Kemenangan diplomatik yang punya banyak nilai
Setelah 75 hari melakukan perundingan dengan 31 sesi persidangan beserta banyak pertemuan bilateral dan multilateral di sela-sela konferensi, maka pada pukul 24.00 tanggal 20 Juli 1954, Perjanjian Jenewa tentang perdamaian untuk Vietnam ditandatangani. Perancis dan semua negara peserta konferensi ini telah mengakui hak-hak fundamental bangsa Vietnam yaitu kemerdekaan, kesatuan dan keutuhan wilayah. Akan tetapi, Vietnam untuk sementara dipecah menjadi dua bagian negeri. Mantan Deputi Perdana Menteri Vietnam, Vu Khoan, orang yang berpengalaman dalam pekerjaan diplomatik selama lebih dari 40 tahun terus-menerus menyatakan bahwa perjuangan diplomatik pada Konferensi Jenewa merupakan perjuangan yang gigih, konsisten memegang pendirian teguh, tapi juga halus dan luwes sesuai dengan imbangan kekuatan. Dalam syarat situasi internasional dan imbangan kekuatan pada waktu itu, Pemerintah Republik Demokrasi Vietnam telah memutuskan memilih penghentian perang, menerima solusi diplomatik dan Tanah Air untuk sementara dipecah di garis lintang 17 derajat untuk mencapai perdamaian dan menciptakan syarat bagi ofensif umum membebaskan sepenuhnya Tanah Air pada 21 tahun kemudian. Mantan Deputi Perdana Menteri Vu Khoan mengatakan: “Kita juga berjuang pada taraf maksimal, bukanlah sejak permulaan kita menerima garis lintang 17 derajat, tapi Deputi Perdana Menteri Pham Van Dong telah mengeluarkan opsi garis lintang 13 derajat, 14 derajat dan 16 derajat yaitu di kota Da Nang, jadi bukan sungai Ben Hai. Kita telah melakukan perjuangan selangkah demi selangkah untuk melaksanakan daerah pengumpulan yang paling menguntungkan revolusi. Akan tetapi, karena imbangan kekuatan pada waktu itu dan karena situasi hubungan antara negara-negara besar, maka permufakatan akhirnya ialah garis lintang 17 derajat adalah sementara”.

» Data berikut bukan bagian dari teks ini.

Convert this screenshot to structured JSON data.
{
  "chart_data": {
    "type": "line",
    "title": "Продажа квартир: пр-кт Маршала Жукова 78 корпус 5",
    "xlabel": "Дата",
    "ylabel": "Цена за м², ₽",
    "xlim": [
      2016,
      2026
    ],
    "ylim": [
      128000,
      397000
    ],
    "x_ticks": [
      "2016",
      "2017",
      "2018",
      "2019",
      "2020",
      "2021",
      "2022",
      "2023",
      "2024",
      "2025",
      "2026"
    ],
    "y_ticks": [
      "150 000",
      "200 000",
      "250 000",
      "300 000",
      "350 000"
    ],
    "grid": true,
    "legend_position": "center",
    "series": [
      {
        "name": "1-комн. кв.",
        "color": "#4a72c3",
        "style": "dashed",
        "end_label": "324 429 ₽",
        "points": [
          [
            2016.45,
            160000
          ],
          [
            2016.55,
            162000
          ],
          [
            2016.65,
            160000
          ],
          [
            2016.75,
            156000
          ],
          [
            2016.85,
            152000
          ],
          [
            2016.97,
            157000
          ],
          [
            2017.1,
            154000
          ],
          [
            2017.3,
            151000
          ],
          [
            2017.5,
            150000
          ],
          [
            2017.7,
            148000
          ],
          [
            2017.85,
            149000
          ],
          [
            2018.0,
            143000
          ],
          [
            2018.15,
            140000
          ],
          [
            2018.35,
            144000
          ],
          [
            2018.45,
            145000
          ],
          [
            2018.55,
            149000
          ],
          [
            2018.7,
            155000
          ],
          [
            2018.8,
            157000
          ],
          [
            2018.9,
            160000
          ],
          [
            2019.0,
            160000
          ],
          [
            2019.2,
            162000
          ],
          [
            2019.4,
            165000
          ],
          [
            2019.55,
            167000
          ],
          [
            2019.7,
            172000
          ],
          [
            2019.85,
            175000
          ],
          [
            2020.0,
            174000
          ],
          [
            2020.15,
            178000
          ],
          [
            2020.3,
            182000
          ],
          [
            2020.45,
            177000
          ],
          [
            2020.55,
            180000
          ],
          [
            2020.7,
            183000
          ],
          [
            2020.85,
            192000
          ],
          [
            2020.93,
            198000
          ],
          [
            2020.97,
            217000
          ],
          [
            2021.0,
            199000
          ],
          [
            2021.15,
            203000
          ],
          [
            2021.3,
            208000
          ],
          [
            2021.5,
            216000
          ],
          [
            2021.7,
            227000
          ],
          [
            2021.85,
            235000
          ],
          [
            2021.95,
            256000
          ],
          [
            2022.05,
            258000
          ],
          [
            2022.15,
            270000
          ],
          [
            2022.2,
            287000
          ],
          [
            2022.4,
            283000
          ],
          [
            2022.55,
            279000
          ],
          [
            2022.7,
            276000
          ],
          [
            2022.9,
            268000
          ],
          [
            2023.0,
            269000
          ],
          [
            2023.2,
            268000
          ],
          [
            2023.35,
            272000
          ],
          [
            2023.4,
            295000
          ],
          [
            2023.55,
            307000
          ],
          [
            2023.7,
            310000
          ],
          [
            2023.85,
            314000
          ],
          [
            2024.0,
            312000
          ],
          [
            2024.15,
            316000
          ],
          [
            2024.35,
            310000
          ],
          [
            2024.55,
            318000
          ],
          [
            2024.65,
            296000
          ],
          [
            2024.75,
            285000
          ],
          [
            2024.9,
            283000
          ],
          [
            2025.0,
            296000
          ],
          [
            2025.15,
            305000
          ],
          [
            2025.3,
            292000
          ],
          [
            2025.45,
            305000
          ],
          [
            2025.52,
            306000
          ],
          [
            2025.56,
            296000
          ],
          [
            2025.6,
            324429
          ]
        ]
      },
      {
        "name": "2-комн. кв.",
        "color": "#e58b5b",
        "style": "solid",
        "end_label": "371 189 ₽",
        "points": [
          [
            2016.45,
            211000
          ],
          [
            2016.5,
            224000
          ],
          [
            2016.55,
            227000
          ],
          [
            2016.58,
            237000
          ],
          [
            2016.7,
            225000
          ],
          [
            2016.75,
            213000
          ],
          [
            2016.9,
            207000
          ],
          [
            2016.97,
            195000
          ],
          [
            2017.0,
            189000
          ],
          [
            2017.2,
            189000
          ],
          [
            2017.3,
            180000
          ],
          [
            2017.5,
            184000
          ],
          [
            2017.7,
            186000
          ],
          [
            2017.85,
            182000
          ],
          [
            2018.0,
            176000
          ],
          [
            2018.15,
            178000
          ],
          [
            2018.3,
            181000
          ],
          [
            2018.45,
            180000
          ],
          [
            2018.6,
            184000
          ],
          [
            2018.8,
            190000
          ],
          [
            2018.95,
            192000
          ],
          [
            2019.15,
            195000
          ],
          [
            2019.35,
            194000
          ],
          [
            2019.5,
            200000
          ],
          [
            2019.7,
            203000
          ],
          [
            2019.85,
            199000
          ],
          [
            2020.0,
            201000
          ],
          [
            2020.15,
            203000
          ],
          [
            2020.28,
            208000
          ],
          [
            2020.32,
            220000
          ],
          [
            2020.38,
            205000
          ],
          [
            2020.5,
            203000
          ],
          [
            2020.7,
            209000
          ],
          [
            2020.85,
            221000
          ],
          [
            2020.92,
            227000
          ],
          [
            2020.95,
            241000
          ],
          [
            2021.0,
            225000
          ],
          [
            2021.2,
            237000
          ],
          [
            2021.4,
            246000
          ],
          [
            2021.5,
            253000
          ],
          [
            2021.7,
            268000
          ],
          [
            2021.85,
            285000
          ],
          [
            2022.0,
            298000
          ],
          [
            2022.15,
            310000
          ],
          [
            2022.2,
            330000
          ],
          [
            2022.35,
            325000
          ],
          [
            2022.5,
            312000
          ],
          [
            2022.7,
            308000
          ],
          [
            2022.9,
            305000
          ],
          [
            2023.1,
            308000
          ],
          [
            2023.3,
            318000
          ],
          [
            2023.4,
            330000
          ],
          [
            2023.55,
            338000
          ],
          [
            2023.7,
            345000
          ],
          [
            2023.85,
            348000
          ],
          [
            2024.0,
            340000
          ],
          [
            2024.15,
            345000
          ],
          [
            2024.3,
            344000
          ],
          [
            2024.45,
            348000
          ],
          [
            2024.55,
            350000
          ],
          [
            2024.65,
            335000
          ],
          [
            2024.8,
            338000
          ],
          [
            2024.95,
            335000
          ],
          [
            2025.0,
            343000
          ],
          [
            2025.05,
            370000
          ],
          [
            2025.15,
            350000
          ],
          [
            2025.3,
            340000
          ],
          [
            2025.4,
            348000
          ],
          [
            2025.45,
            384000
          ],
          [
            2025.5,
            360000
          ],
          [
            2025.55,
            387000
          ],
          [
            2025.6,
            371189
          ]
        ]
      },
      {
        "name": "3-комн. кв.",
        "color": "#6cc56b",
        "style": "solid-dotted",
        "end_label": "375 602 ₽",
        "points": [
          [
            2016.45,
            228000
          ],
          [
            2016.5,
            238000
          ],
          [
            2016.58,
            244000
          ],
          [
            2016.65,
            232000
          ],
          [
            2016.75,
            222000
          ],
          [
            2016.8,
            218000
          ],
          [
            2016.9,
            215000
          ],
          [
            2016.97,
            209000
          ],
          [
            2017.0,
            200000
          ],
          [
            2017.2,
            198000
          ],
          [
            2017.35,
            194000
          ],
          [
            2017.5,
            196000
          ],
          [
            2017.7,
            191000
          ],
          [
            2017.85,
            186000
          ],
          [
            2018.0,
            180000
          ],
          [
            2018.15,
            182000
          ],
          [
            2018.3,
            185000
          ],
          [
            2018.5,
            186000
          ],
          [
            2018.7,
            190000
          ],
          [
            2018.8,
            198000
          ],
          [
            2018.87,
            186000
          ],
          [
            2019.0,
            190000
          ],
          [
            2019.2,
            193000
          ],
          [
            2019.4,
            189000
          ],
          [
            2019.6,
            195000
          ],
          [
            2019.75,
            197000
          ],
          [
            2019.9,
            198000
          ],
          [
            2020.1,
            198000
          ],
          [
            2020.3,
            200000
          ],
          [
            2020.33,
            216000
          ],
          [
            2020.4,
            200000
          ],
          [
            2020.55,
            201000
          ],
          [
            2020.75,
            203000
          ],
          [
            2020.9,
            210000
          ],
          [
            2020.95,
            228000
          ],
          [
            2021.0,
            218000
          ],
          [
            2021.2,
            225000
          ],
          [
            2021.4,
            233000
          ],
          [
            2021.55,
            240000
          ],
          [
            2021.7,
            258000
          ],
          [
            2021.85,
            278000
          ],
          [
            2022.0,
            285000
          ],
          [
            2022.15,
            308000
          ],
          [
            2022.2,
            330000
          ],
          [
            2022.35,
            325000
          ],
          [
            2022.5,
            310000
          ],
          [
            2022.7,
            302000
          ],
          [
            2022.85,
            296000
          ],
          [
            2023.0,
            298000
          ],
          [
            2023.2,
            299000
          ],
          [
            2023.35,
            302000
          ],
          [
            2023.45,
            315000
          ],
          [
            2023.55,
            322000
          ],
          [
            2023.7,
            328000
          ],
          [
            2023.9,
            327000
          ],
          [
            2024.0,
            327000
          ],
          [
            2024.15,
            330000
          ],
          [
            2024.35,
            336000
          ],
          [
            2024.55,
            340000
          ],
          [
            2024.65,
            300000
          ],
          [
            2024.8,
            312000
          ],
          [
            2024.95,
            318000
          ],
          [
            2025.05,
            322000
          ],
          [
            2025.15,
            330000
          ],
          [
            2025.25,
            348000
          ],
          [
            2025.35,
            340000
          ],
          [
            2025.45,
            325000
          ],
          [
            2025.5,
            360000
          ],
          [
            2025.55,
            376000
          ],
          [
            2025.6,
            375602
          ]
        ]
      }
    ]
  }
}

Menyusul kemenangan Dien Bien Phu, Perjanjian Jenewa tentang perdamaian untuk Vietnam merupakan kemenangan diplomatik teramat penting yang dicapai oleh Tentara dan Rakyat Vietnam, menciptakan prasyarat dan dasar hukum bagi Vietnam untuk terus berjuang membawa perang perlawanan jangka-panjang membebaskan bangsa ke kemenangan sepenuhnya. Kemenangan dari 75 hari perundingan dalam Konferensi Jenewas yang dicapai oleh Pemerintah Republik Demokrasi Vietnam merupakan kemenangan dari perjuangan diplomatik yang gigih, penuh kapabilitas dan semangat percaya diri. Hingga kini, kemenangan ini tetap utuh nilainya, karena ia telah berhasil memanifestasikan tradisi perdamaian, persahabatan dan keakraban dari bangsa Vietnam dan fikiran diplomasi Ho Chi Minh yaitu perdamaian harus dikaitkan dengan kemerdekaan, kebebasan, kedaulatan, kesatuan dan keutuhan wilayah Tanah Air.